President Donald Trump has claimed on several occasions that "the markets would crash" and "everybody would be very poor" if Democrats moved ahead with impeachment. The latest warning came after a Sept. 24 stock market selloff that coincided with House Speaker Nancy Pelosi, D-Calif., declaring the formal start of an impeachment inquiry.
Contrary to warnings of doom and disaster, the Dow Jones Industrial Average and S&P 500 Index closed at record highs Wednesday, just a few hours after the House concluded its first public impeachment hearing. Investors appeared unfazed by the nearly six hours of testimony from the U.S. ambassador to Ukraine William Taylor and senior State Department official, George Kent. There was much more attention on China and a possible trade deal than Ukraine and a possible quid pro quo.
Amid a series of tweets slamming the impeachment process, Trump proclaimed, "Hit New Stock Market record again yesterday, the 20th time this year, with GREAT potential for the future."
Historically, the markets have had a varied response to presidential impeachments. Research looking at market performance during past impeachment hearings show a mixed picture. According to recent analysis by LPL Financial Research, "impeachment inquiries can cause a good deal of volatility." At the same time, it's difficult to tease out the effects of the political process from larger trends and market-shifting events. In other words, correlation is not necessarily causation.
For example, stocks fell by 20% before the House launched its impeachment inquiry of President Bill Clinton in October 1998. That decline also coincided with the Russian financial crisis and the collapse of the massive, $126 billion-dollar hedge fund Long-Term Capital Management. On the opposite side, the stock market posted huge gains throughout the Clinton impeachment proceedings and Senate acquittal—a period that coincided with the tech-boom and U.S. federal budget surpluses. LPL Financial senior market strategist Ryan Detrick noted that the S&P 500 gained 41.6% six months after the Clinton impeachment, "suggesting markets might care more about the state of the economy than hearings out of Washington."

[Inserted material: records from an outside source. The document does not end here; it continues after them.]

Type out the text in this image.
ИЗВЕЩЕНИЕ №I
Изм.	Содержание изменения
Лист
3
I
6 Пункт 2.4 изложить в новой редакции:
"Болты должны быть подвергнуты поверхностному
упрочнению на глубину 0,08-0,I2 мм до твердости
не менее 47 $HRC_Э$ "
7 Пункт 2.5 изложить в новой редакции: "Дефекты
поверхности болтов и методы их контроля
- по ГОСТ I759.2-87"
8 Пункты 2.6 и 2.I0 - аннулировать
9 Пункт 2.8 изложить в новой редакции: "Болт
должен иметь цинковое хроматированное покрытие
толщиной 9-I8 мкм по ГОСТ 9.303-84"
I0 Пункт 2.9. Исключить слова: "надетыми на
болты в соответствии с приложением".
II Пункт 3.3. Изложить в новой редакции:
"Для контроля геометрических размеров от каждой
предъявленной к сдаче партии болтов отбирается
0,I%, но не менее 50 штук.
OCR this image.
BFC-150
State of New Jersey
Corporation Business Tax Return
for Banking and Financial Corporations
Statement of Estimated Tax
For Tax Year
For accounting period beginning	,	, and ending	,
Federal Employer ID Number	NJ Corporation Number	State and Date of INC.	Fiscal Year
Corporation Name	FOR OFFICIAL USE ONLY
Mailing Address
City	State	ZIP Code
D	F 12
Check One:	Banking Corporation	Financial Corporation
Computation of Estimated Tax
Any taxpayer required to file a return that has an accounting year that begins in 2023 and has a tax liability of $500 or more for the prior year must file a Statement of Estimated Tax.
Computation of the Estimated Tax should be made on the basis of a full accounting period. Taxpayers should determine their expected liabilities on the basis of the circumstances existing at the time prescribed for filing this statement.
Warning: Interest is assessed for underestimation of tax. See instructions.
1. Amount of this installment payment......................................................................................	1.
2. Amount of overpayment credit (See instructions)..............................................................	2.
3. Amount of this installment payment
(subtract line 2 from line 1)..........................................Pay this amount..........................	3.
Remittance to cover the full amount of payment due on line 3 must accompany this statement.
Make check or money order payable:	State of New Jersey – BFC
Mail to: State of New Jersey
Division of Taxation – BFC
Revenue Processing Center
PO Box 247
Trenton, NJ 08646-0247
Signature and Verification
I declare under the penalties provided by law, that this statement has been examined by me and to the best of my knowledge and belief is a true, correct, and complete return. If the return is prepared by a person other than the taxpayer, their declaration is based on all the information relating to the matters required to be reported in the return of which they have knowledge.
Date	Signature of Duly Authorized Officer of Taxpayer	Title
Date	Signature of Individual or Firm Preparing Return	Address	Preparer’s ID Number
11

In the case of President Richard Nixon, his impeachment coincided with one of the worst bear markets in U.S. history. The Dow Jones lost nearly half of its value between January 1973 and December 1974, a period that encompassed the Watergate investigation, House impeachment investigation and Nixon's August 1974 resignation. On top of the political turmoil in Washington, there were a series of events that rocked the U.S. and world economy. The Bretton Woods fixed exchange rate system ended and Nixon decoupled the U.S. dollar from gold. The major oil-producing nations of OPEC halted exports to the United States causing gas shortages and price increases. Anti-inflation policies drove the U.S. economy into a recession that outlasted the Nixon administration.
In a 2017 study, Craig Botham an emerging markets economist with Schroders noted that in Nixon's case, there was a slight rally after the start of televised impeachment hearings and another bump in the months after Nixon resigned. Botham wrote that it is "reasonable to suggest that the resignation of President Nixon provided a catalyst." He added that "investors might have welcomed a change in economic policy, as well as an end to uncertainty."
The Schroders study looked at the three impeachment proceedings of Clinton, Nixon and Andrew Johnson and concluded, overall, that "there appears to be no obvious pattern" between market performance and presidential impeachments. There is some indication that impeachment may cause higher market volatility, but Botham described the evidence for that as "weak, rather than compelling." The study included data from the impeachment and removal of Brazil's president in 2016 and South Korea's president in 2017.